Nach vielen Therapien mit Zeitzeugen, die diese Zeit bewusst erlebt haben, spüre ich mehr und mehr Fragen und Zweifel in mir, ob es wirklich so einfach möglich ist, die Ereignisse der Zeitgeschichte und die Bedeutung für die Lebensgeschichte, wie sie sich uns im professionellen Kontext zeigen, in Therapie, Beratung und Diagnose zu berücksichtigen.

Ich erinnere mich an eindrucksvolle Therapiesitzungen, in denen Zeitzeugen von ihren Erlebnissen berichteten – und ich merke, dass es mir kaum „einfach“ möglich wäre, das wiederzugeben, was sie mir erzählt haben. Dies sind Berichte, die ich in meinem Leben mehr nicht vergessen werde.

Ich möchte Sie gerne an einigen dieser Berichte teilhaben lassen. Dies tue ich, um zwischen Ihnen und mir wertschätzend zu fragen, ob wir in der Lage sind, Ereignisse der Zeitgeschichte zu hören, zu verstehen und uns ihnen zu widmen – und nicht zuletzt auch, sie auszuhalten.

Ich erinnere eine Mehrgenerationen-Familientherapiesitzung mit einer russlanddeutschen Familie, die Jahre zuvor von Russland nach Deutschland immigriert war. Vor mir saß eine Familie, die es viel Überwindung gekostet hatte, sich an der Therapie ihres drogenabhängigen Kindes bzw.
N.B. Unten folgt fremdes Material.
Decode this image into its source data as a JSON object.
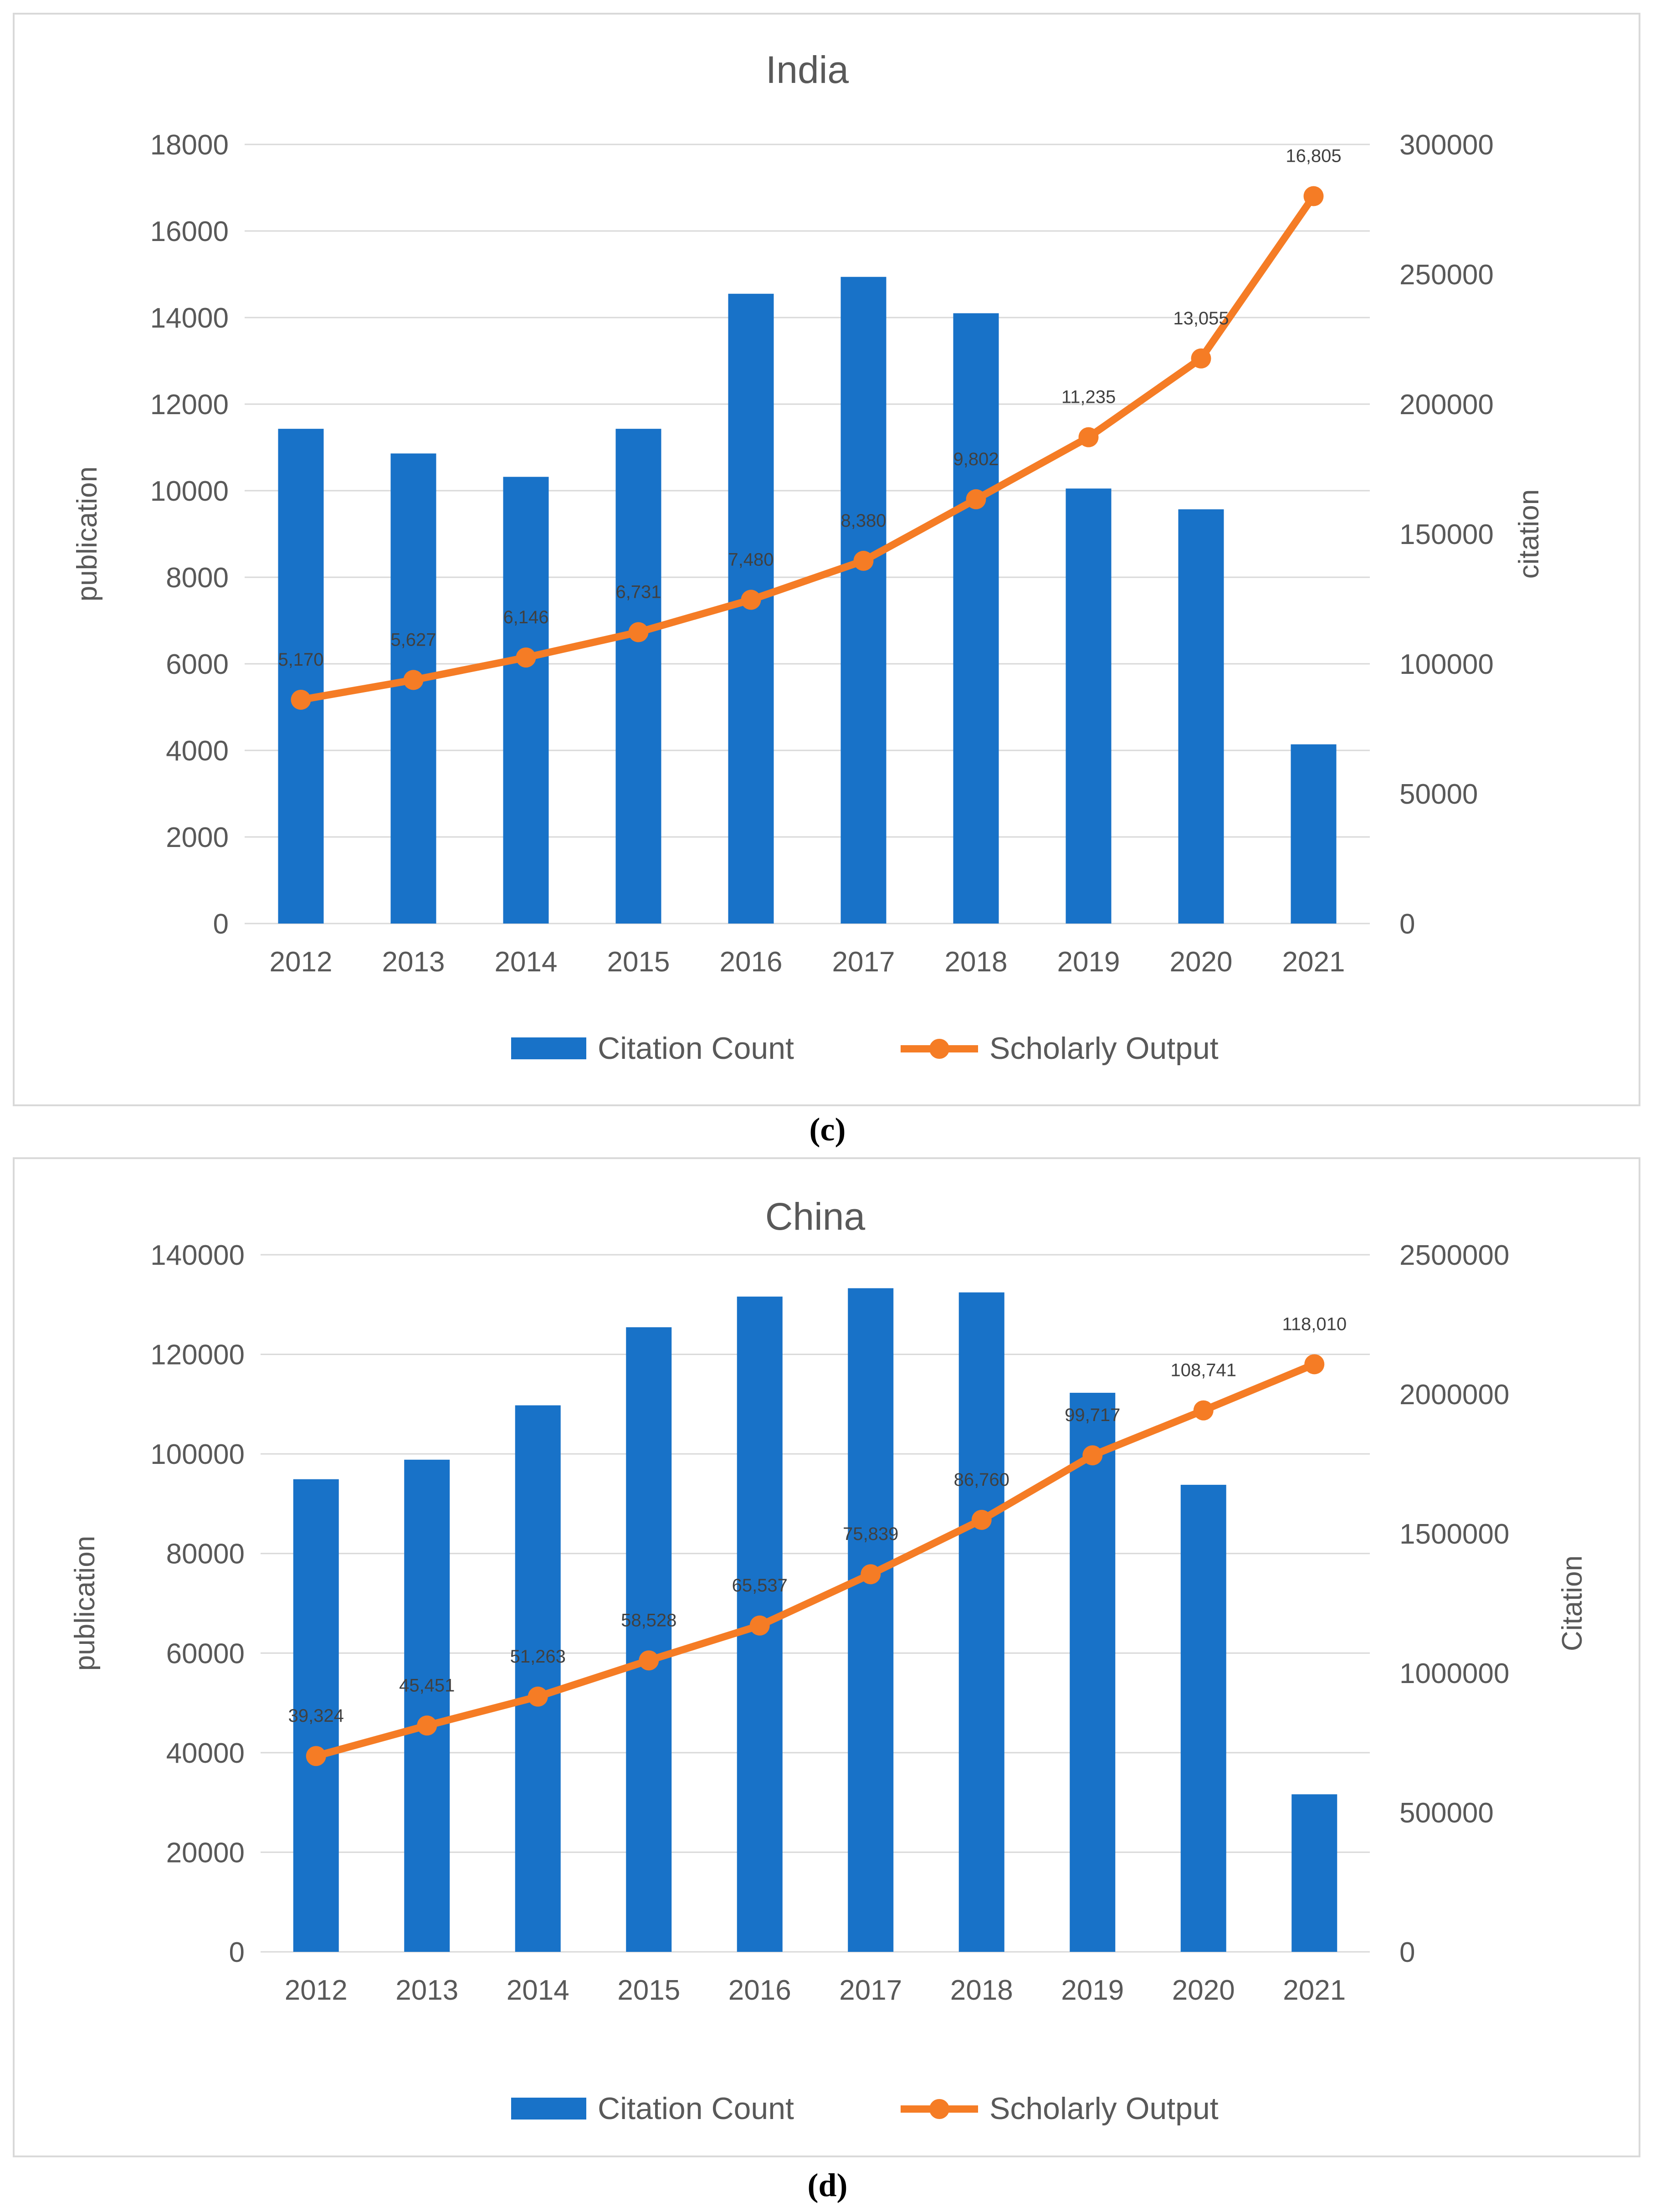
{
  "figure": {
    "labels": [
      "(c)",
      "(d)"
    ]
  },
  "colors": {
    "bar": "#1872c8",
    "line": "#f57c25",
    "grid": "#d9d9d9",
    "text": "#595959",
    "label": "#404040"
  },
  "chart_data": [
    {
      "type": "bar+line",
      "title": "India",
      "categories": [
        "2012",
        "2013",
        "2014",
        "2015",
        "2016",
        "2017",
        "2018",
        "2019",
        "2020",
        "2021"
      ],
      "left_axis": {
        "label": "publication",
        "ylim": [
          0,
          18000
        ],
        "ticks": [
          "0",
          "2000",
          "4000",
          "6000",
          "8000",
          "10000",
          "12000",
          "14000",
          "16000",
          "18000"
        ]
      },
      "right_axis": {
        "label": "citation",
        "ylim": [
          0,
          300000
        ],
        "ticks": [
          "0",
          "50000",
          "100000",
          "150000",
          "200000",
          "250000",
          "300000"
        ]
      },
      "series": [
        {
          "name": "Citation Count",
          "type": "bar",
          "axis": "right",
          "values": [
            190500,
            181000,
            172000,
            190500,
            242500,
            249000,
            235000,
            167500,
            159500,
            69000
          ]
        },
        {
          "name": "Scholarly Output",
          "type": "line",
          "axis": "left",
          "values": [
            5170,
            5627,
            6146,
            6731,
            7480,
            8380,
            9802,
            11235,
            13055,
            16805
          ],
          "data_labels": [
            "5,170",
            "5,627",
            "6,146",
            "6,731",
            "7,480",
            "8,380",
            "9,802",
            "11,235",
            "13,055",
            "16,805"
          ]
        }
      ],
      "legend": [
        "Citation Count",
        "Scholarly Output"
      ],
      "grid": true
    },
    {
      "type": "bar+line",
      "title": "China",
      "categories": [
        "2012",
        "2013",
        "2014",
        "2015",
        "2016",
        "2017",
        "2018",
        "2019",
        "2020",
        "2021"
      ],
      "left_axis": {
        "label": "publication",
        "ylim": [
          0,
          140000
        ],
        "ticks": [
          "0",
          "20000",
          "40000",
          "60000",
          "80000",
          "100000",
          "120000",
          "140000"
        ]
      },
      "right_axis": {
        "label": "Citation",
        "ylim": [
          0,
          2500000
        ],
        "ticks": [
          "0",
          "500000",
          "1000000",
          "1500000",
          "2000000",
          "2500000"
        ]
      },
      "series": [
        {
          "name": "Citation Count",
          "type": "bar",
          "axis": "right",
          "values": [
            1695000,
            1765000,
            1960000,
            2240000,
            2350000,
            2380000,
            2365000,
            2005000,
            1675000,
            565000
          ]
        },
        {
          "name": "Scholarly Output",
          "type": "line",
          "axis": "left",
          "values": [
            39324,
            45451,
            51263,
            58528,
            65537,
            75839,
            86760,
            99717,
            108741,
            118010
          ],
          "data_labels": [
            "39,324",
            "45,451",
            "51,263",
            "58,528",
            "65,537",
            "75,839",
            "86,760",
            "99,717",
            "108,741",
            "118,010"
          ]
        }
      ],
      "legend": [
        "Citation Count",
        "Scholarly Output"
      ],
      "grid": true
    }
  ]
}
Enkels zu beteiligen. Vor mir saß jedoch auch eine Familie, die mir bekannt vorkam – selbst ein Kind russlanddeutscher Flüchtlinge des Zweiten Weltkrieges, hat mich in diesen Therapiesitzungen vieles erreicht, da ich manches tatsächlich vor- und unbewusst aus den Gesprächen mit meiner Familie kannte: Vor mir saß eine russlanddeutsche „Oma“ (gemeint ist Dame) mit ihren goldenen Zähnen, die mich an viele Omas in meiner Familie erinnerte und deren viele goldene Zähne mich als Kind immer fasziniert hatten. Ich merkte, dass diese Familie sich zunehmend öffnete – zwischen Ihnen und mir war zu spüren, dass wir uns auf einer tiefen Ebene „kannten“. Es entstand eine „gefühlte“ Vertrautheit, die sich aus den Biografien und den Familiengeschichten ergab und die nicht ausschließlich Ausdruck meines therapeutischen Wirkens war.

Und dann erzählte die alte Frau von ihren Erlebnissen, sie war Wolgadeutsche. Sie berichtete (sinngemäß):
„Stalin kam über Nacht – auf der ganzen Wolga kamen die Schiffe, die uns holen sollten. Am nächsten Morgen kam der Befehl, dass wir alle auf diese Schiffe gehen mussten, alle, ein ganzes Land musste mit diesen Schiffen weggehen. Wir wurden nach Sibirien gebracht. Ein ganzer Landesteil mit allen Menschen ist innerhalb von ein bis zwei Tagen geholt und mit diesen Schiffen abtransportiert worden. Als diese Schiffe abgelegt haben und ich zurückblickte, sah ich, dass alle Tiere uns Menschen hinterher schwammen – die Wolga war ein Meer von Tieren.“

Das erlebte Grauen aus dieser Zeit war im Gesicht dieser alten Frau zu sehen. Ich nehme an, auch in meinem Gesicht. Ich merke, dass es mir auch heute noch schwer fällt, darüber zu sprechen und das in mir auszuhalten, was sie mir erzählte. Ich werde, wie diese alte Frau, diese Bilder nicht mehr los. Renate Jegodtka schrieb in einem 2013 erschienenen Buch über die Sekundärtraumatisierung der professionell Tätigen – ich glaube, eine solche habe ich erlebt, und ich bin zugleich dankbar, dass mich diese Frau an ihrem Leben teilhaben ließ.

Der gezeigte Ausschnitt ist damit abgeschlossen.